Article published: Friday, November 5th 2010
Oldham East MP and shadow immigration minister Phil Woolas was ejected from parliament today after a court ruled that he had broken election laws by falsely claiming Muslim extremists were supporting the campaign of his Liberal Democrat rival.
The decision by the high court judges is the first time in 99 years a parliamentary poll has been overturned in an electoral court.
Woolas won the election by only 103 votes after distributing campaign literature that Lib Dem opponent Elywn Watkins described as containing “numerous misleading and erroneous claims regarding my personal character and reputation, and that of my campaign”.
One leaflet claimed that “Extremists are trying to hijack this election” alleging that “they want you to vote Lib Dem to punish Phil for being strong on immigration. The Lib Dems plan to give hundreds of thousands of illegal immigrants the right to stay.”
Another leaflet, named Labour Rose, claimed that “Extremists rant as Phil Woolas defies death threats”, whilst an eight page newsletter accused watkins of “wooing” the extremist vote and the Muslim Public Affairs Committee (MPAC) of spreading “hate leaflets” for encouraging Muslim constituents to vote tactically for Watkins in order to unseat Woolas. Depicted on the page were images of Al-Muhajirun, an entirely separate organisation from the MPAC.

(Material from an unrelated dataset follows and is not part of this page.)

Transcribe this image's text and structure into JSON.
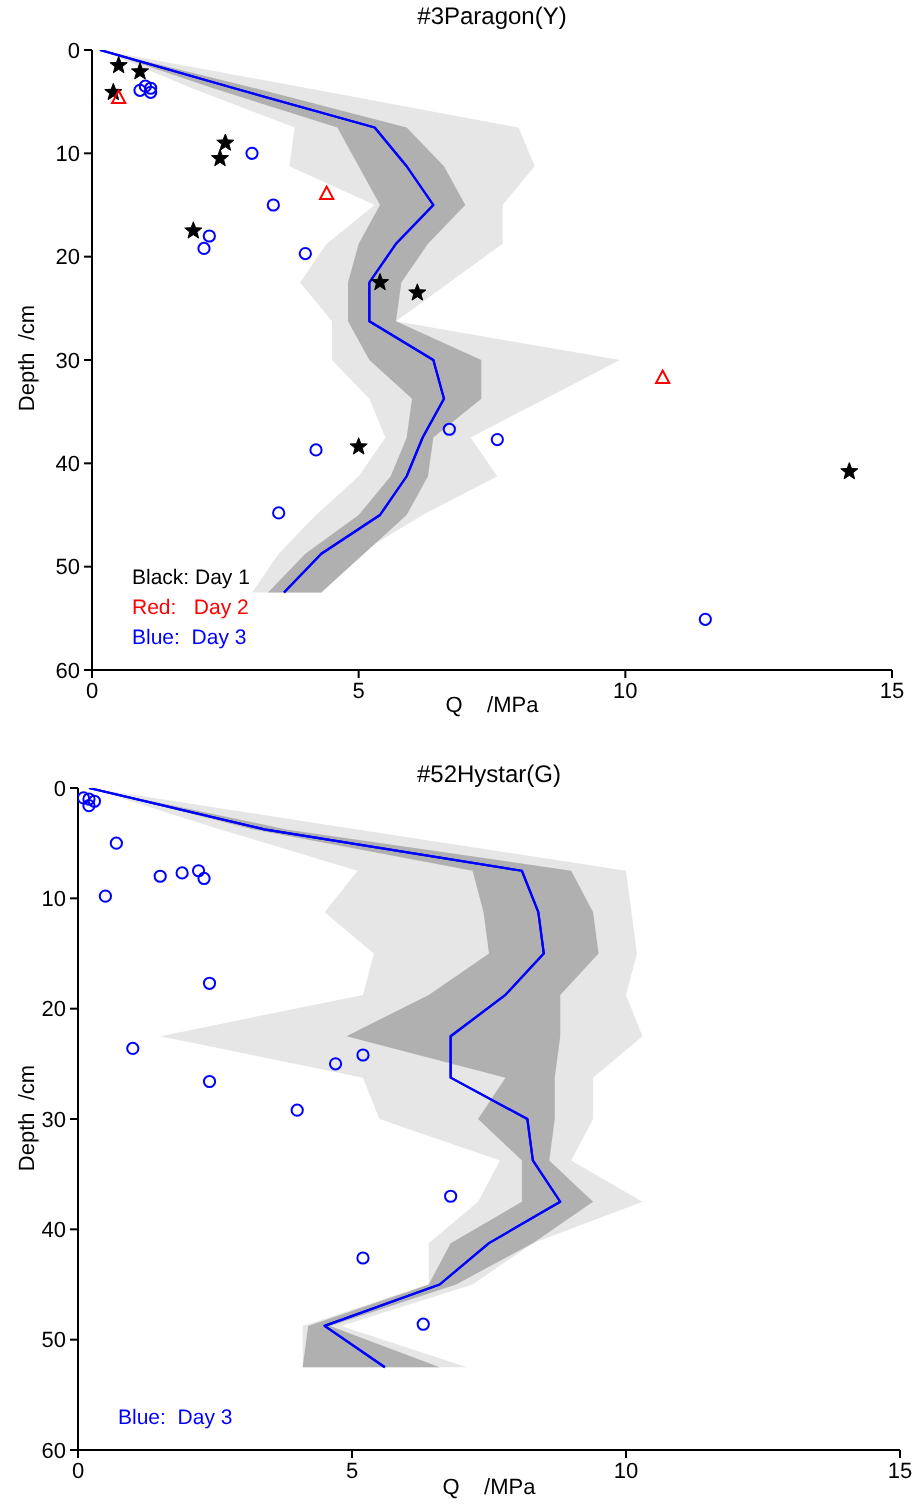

An internal email amongst the Labour campaign revealed to the court said: “If we don’t get the white folk angry he’s [Woolas] gone.” The team referred to this high-stakes strategy as “shit or bust”.
These tactics are similar to ones identified as contributing to violence in the Ritchie Report into the May 2001 Oldham race riots: “The BNP has exacerbated problems and undoubtedly by distribution of crude leaflets and other activity done much to stir up tensions. The mainstream political parties have a big role to play in countering this threat, as do churches and other organisations.”
It was also revealed today that Woolas authorised the use of force for private security companies Serco and G4S, even in the cases of children and people with mental health problems. G4S was the company that were restraining Jimmy Mubenga before he died.
There will now be a by-election in his Oldham East and Saddleworth constituency, in which Woolas will not be eligible to stand. He may be able to re-enter parliament in three years, however, and is understood to be launching an appeal against the decision.